Google révolutionnera-t-il (aussi) l’affiliation?


C’est un fait, avec son modèle au CPC, Google s’est imposé comme le canal incontournable pour s’afficher sur la Toile, que ce soit pour un hôtel 2 étoiles indépendant ou le géant mondial de la revente de produits d’occasion (eBay, pour ne pas le citer).
En 2008, Google a engrangé près de 21,8 milliards de dollars* principalement grâce à la publicité contextuelle présente sur son moteur de recherche et dans les annonces affichées sur son réseau de sites partenaires (AdSense). Après 10 ans d’existence, la firme domine largement ses concurrents du haut de ses 80% de parts de marché. Ses deux principaux rivaux, Yahoo et MSN, ne ménagent pourtant pas leurs efforts pour briser cette suprématie à grands renforts d’innovations et de campagnes de publicité on et off-line.

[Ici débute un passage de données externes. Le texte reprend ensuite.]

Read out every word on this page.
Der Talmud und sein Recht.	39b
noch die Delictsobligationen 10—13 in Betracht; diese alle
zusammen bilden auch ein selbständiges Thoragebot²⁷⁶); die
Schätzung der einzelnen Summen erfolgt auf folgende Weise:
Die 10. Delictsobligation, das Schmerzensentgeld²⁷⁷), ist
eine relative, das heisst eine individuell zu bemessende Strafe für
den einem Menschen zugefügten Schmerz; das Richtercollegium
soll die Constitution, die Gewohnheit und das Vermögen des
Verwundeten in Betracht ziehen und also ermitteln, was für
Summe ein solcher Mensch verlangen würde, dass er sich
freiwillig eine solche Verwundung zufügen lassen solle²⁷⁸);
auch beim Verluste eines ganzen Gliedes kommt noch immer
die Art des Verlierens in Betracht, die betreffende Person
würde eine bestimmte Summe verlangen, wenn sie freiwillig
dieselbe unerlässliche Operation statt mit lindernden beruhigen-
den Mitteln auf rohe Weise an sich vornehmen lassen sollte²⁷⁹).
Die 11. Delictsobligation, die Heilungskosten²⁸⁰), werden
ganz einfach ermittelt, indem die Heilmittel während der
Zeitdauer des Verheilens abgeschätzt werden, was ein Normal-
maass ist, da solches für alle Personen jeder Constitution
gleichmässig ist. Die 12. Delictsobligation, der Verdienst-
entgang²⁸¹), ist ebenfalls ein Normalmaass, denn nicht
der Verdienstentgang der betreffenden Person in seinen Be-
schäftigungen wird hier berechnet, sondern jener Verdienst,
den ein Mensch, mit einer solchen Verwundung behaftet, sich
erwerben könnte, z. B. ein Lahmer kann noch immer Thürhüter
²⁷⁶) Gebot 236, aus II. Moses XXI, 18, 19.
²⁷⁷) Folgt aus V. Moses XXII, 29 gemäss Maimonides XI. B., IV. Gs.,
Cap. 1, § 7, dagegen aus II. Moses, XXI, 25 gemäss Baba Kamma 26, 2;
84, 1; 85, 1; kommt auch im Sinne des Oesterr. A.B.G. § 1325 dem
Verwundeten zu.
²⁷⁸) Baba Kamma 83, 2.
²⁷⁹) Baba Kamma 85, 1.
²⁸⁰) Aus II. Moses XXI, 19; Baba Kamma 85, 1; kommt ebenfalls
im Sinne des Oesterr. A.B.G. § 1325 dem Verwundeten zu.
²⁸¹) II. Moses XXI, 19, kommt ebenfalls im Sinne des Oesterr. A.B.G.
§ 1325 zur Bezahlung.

Pour autant, le géant de Mountain View ne souhaite pas en rester là et cherche en permanence à développer de nouvelles idées. Après avoir bousculé les habitudes des webdesigners qui doivent sans cesse penser en termes de SEO , Google pourrait bien à nouveau imposer de nouvelles règles de marketing Internet en affinant davantage son offre d’annonces contextuelles Adwords.
Un premier pas a été franchi lorsque Google a proposé l’optimiseur de conversion. Depuis Septembre 2007, cet outil permet à un annonceur de faire coïncider le montant de ses enchères avec le revenu réellement constaté (en termes de ventes par exemple) suite aux clics sur les annonces Google, le tout analysé en temps réel grâce à des marqueurs Google utilisant la technologie Analytics.
Le marchand peut ainsi fixer une somme limite au-delà de laquelle l’enchère maximale sur un mot clé défini n’est plus rentable pour lui. On reste donc sur un modèle au coût-par-clic, mais avec une forte dimension ROIste qui rapproche ainsi Google Adwords des solutions proposées par des programmes d’affiliation rémunérant à la commission sur vente (CPA).

Les acteurs de l’affiliation doivent-ils pour autant trembler sur leurs bases? Non, car le modèle au CPC ne convient pas à toutes les formes d’intégration. L’essentiel des revenus des plateformes d’affiliation provient désormais du « bulk » (trafic « de gros »), que ce soit via l’emailing ou le « clic forcé » (site-under, loteries.). Le « display » (bannières au CPM/CPC) via l’affiliation se marginalise au profit de régies spécialisées et de… Google. Par ailleurs, les clients en affiliation ont besoin d’avoir un contact personnalisé avec leurs agences. Et y compris en SEM , des agences spécialisées ont été créées, palliant ainsi la pauvreté de la relation clients du géant Californien.

C’est d’ailleurs très certainement ce type de métier qui sera demain le lot des professionnels de la performance, dans l’hypothèse assez réaliste où Google s’empare du secteur du « bulk » afin d’y faire régner une sorte de « nouvel ordre mondial », à la chasse au spams et aux adwares. Bref, en imposant ses propres limites à l’ «intrusivité» de certains moyens publicitaires, tout en offrant aux annonceurs des technologies qui permettent de mettre en ½uvre des stratégies de « push » et induisent un retour rapide et significatif en termes de volumes… et de chiffres d’affaires.